I think I need to use a Poisson-family regression or negative binomial regression. My variables are as follows: Y is an integer value ranging from 0 to ~1200. It represents sums (number of species summed over an areal unit). There are in fact many zeroes but no negative values. X1 is a categorical variable, x2 is continuous (which also contains a few zeroes) and X3 is categorical. All are positive values. Variance of Y is larger than the mean.
Y X1 x2 X3 Min. : 0.00 01:29551 Min. : 0.000 2009 : 2474 1st Qu.: 5.00 02:72289 1st Qu.: 7.646 2010:28484 Median : 23.00 Median :13.000 2011: 882 Mean : 77.21 Mean :12.634 3rd Qu.: 80.00 3rd Qu.:17.000 Max. :1155.00 Max. :30.000
Y is negatively skewed (i.e., skewed to the left). Histograms of residuals from a basic linear model (lm) and a QQ plot indicates the results are also skewed. The residuals plotted against fitted values also indicate that a linear model may not be appropriate because more points are above the line than below (across all values of x). Is it correct to use GLM with a poisson distribution with log link in this case?
Mydata.poisson <- glm(Y~X1 +x2 + X3 +x2:X3, family=poisson, data=mydata)

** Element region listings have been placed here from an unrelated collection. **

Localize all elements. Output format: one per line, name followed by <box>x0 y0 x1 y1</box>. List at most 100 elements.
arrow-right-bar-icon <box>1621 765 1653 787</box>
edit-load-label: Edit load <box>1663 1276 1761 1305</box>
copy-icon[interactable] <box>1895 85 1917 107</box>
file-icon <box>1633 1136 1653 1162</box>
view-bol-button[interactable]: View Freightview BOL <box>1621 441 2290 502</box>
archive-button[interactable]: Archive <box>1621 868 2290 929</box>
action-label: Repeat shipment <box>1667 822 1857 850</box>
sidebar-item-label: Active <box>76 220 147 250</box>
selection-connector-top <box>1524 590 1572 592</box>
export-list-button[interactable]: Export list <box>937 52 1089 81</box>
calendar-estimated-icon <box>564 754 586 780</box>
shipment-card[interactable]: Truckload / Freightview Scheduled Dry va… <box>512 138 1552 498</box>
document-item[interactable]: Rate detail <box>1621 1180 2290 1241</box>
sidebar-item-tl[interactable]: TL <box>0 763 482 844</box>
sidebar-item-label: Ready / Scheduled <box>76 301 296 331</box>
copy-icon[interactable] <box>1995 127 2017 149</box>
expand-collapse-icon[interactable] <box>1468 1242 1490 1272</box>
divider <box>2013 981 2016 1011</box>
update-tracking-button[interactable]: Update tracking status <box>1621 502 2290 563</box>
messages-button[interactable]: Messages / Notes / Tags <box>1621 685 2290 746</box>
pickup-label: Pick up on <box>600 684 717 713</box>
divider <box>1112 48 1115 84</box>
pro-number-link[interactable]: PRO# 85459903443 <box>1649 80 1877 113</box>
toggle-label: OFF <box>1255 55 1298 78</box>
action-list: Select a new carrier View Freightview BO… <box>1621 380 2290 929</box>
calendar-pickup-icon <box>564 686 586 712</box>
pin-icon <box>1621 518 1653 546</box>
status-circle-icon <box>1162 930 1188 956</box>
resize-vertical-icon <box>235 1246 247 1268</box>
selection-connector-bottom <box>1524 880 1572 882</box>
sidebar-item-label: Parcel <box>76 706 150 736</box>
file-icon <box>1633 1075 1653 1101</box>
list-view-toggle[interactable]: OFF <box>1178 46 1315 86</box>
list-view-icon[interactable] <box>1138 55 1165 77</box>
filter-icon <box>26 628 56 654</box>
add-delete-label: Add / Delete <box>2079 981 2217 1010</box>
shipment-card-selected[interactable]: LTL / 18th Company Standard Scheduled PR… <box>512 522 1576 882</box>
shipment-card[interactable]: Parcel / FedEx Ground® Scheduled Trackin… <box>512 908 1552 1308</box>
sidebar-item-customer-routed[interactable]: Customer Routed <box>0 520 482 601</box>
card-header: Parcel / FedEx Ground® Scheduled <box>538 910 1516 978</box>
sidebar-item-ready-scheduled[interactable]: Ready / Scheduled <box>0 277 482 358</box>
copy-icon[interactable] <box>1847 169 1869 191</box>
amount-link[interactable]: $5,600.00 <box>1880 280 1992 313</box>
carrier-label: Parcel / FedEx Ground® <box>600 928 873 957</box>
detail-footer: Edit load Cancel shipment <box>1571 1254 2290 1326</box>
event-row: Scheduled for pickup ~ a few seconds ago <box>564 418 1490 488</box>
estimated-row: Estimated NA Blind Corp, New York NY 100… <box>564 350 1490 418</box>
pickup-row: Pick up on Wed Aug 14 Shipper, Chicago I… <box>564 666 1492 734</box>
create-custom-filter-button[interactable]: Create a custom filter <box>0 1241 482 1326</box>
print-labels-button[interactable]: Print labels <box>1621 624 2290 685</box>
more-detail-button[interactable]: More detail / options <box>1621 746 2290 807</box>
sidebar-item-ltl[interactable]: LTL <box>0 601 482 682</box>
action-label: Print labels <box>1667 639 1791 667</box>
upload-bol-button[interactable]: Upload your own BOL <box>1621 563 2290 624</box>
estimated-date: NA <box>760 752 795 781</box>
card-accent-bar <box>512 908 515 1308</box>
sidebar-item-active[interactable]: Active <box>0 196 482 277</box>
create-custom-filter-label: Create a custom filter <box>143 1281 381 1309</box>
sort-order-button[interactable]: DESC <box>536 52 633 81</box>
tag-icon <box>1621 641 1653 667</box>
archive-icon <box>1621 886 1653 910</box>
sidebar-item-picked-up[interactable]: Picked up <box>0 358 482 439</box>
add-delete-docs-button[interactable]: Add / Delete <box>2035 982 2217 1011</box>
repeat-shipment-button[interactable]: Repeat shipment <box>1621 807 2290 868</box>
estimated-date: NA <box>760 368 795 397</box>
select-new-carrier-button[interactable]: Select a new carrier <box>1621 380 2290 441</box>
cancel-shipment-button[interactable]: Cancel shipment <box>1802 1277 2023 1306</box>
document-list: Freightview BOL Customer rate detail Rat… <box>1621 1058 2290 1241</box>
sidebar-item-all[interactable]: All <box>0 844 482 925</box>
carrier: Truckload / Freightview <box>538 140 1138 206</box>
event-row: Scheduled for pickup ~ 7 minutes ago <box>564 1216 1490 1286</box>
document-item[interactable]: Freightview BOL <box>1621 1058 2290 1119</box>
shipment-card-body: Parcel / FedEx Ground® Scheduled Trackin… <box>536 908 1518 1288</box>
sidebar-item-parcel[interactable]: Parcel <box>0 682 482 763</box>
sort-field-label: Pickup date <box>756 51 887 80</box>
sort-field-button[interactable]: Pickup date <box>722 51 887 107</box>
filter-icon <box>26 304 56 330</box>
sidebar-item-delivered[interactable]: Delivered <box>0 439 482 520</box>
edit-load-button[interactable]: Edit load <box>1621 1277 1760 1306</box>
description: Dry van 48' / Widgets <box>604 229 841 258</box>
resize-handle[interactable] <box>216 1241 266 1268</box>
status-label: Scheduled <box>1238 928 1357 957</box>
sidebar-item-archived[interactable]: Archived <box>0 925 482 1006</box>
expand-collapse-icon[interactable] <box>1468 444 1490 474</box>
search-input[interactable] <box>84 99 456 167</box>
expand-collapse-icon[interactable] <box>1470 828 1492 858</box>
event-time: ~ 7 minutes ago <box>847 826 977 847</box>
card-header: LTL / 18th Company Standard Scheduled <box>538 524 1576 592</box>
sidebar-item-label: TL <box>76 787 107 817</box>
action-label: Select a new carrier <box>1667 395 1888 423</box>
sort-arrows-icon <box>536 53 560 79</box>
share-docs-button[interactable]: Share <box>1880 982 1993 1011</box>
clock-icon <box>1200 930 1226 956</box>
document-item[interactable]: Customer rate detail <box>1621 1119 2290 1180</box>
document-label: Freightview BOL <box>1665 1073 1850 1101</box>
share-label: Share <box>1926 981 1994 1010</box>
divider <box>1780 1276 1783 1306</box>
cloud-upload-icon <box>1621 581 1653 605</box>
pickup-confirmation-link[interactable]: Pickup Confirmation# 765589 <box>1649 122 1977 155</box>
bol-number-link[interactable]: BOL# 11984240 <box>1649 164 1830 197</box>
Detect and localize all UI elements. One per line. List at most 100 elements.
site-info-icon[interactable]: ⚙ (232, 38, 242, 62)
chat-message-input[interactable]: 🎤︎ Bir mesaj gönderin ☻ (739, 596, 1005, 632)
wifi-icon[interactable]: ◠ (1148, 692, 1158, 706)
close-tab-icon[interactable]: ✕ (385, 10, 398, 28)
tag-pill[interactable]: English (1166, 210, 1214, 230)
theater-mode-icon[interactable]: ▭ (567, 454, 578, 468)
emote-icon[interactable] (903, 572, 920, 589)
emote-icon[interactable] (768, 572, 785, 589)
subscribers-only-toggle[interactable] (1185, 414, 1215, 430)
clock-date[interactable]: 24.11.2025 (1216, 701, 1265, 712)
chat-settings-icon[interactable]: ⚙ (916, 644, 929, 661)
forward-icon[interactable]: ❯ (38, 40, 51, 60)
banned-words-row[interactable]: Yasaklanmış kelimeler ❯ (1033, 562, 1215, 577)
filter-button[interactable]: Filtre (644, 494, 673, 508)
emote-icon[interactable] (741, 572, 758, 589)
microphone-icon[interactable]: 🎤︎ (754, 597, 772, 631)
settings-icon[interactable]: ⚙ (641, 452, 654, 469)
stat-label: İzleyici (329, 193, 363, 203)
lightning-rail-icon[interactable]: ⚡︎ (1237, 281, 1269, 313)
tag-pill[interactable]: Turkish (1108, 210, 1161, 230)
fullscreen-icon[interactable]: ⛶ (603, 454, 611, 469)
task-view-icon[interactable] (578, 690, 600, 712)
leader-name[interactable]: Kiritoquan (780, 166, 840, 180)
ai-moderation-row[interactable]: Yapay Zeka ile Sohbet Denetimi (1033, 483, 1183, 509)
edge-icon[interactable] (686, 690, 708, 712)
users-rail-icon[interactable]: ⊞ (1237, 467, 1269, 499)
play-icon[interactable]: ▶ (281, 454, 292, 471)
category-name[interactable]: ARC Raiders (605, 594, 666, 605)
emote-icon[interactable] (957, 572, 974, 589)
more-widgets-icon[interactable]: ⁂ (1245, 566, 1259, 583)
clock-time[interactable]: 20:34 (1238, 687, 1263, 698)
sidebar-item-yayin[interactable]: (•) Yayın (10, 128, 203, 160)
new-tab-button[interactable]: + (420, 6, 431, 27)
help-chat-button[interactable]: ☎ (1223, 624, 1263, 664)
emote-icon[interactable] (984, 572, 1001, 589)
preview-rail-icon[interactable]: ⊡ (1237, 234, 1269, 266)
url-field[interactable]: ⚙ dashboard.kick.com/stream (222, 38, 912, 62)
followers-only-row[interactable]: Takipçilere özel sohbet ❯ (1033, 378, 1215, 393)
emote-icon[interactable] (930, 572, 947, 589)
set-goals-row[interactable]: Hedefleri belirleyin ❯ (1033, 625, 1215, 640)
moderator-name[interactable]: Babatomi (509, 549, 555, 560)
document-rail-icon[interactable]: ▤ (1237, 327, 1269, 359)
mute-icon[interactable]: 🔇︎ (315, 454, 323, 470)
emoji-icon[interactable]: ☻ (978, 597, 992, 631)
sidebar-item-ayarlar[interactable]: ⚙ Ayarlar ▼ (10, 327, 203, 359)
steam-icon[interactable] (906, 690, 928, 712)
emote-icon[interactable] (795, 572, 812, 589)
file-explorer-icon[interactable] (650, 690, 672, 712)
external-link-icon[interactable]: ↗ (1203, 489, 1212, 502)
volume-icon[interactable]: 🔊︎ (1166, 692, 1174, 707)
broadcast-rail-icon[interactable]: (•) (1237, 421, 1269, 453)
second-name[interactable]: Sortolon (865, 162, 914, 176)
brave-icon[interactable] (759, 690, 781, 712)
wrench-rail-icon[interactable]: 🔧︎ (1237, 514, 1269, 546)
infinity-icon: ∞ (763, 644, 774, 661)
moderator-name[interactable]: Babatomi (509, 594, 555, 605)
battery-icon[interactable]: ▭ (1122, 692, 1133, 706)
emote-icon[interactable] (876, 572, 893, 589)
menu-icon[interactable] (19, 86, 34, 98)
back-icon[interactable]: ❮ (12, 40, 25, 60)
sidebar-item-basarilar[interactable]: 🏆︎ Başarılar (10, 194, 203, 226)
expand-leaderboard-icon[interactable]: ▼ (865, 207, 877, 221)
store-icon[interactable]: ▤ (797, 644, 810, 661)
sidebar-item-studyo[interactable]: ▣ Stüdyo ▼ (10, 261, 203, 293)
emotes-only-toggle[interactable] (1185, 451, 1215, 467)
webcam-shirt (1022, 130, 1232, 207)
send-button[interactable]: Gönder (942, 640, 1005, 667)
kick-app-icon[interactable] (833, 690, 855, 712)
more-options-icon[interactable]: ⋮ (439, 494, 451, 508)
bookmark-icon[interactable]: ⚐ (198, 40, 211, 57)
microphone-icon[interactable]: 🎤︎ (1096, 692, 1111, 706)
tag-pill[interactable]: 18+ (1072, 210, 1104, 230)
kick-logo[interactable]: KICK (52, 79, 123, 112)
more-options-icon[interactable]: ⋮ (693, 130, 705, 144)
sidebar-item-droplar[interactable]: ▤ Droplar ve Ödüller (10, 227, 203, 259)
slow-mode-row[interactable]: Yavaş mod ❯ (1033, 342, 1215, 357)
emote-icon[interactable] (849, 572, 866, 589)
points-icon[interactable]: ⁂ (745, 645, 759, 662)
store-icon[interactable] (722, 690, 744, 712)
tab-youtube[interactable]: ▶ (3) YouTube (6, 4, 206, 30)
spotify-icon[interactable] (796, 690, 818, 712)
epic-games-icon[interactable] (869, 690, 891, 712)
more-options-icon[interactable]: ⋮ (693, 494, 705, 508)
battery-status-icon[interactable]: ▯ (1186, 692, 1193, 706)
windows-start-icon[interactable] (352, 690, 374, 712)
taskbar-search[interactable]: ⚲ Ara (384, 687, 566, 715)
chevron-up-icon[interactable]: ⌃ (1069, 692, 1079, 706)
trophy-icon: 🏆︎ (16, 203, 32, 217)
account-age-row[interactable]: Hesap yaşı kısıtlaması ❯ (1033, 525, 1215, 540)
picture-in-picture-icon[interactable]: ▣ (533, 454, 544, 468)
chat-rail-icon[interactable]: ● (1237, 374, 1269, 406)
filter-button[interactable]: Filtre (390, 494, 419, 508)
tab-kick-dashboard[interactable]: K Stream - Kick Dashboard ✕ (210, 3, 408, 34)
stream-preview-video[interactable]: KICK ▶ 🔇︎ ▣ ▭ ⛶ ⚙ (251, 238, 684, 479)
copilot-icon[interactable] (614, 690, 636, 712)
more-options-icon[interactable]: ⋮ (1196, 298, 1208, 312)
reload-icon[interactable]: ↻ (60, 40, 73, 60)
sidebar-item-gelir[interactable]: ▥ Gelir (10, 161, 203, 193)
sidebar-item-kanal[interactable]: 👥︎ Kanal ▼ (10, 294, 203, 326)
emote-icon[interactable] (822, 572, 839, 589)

Or more specifically, should I use the quasi-poisson? (in the regular poisson, my df was “31839 Total (i.e. Null); 31833 Residual”, Null Deviance was 1085000 and Residual deviance was 1079000). Also I believe this would be a case where I need to use a zero-inflated model? I am confused as to how to set this kind of model up. I read that a negative binomial distribution is similar to a poisson distribution, and better to use when the variance of your Y is greater than its mean, but isn't a binomial regression used when your response is binary?
EDIT: I have used the following negative binomial model:
Mydata.nb <- glm.nb(Y~X1 +x2 + X3 +x2:X3, data=mydata)
I understand that one should still check the residuals to see if the assumption of linearity holds (e.g., see discussion here: What are the assumptions of negative binomial regression?). A plot of the standardized residuals is included below and suggests that perhaps the relationship is not very linear. Would you agree? How can I resolve this?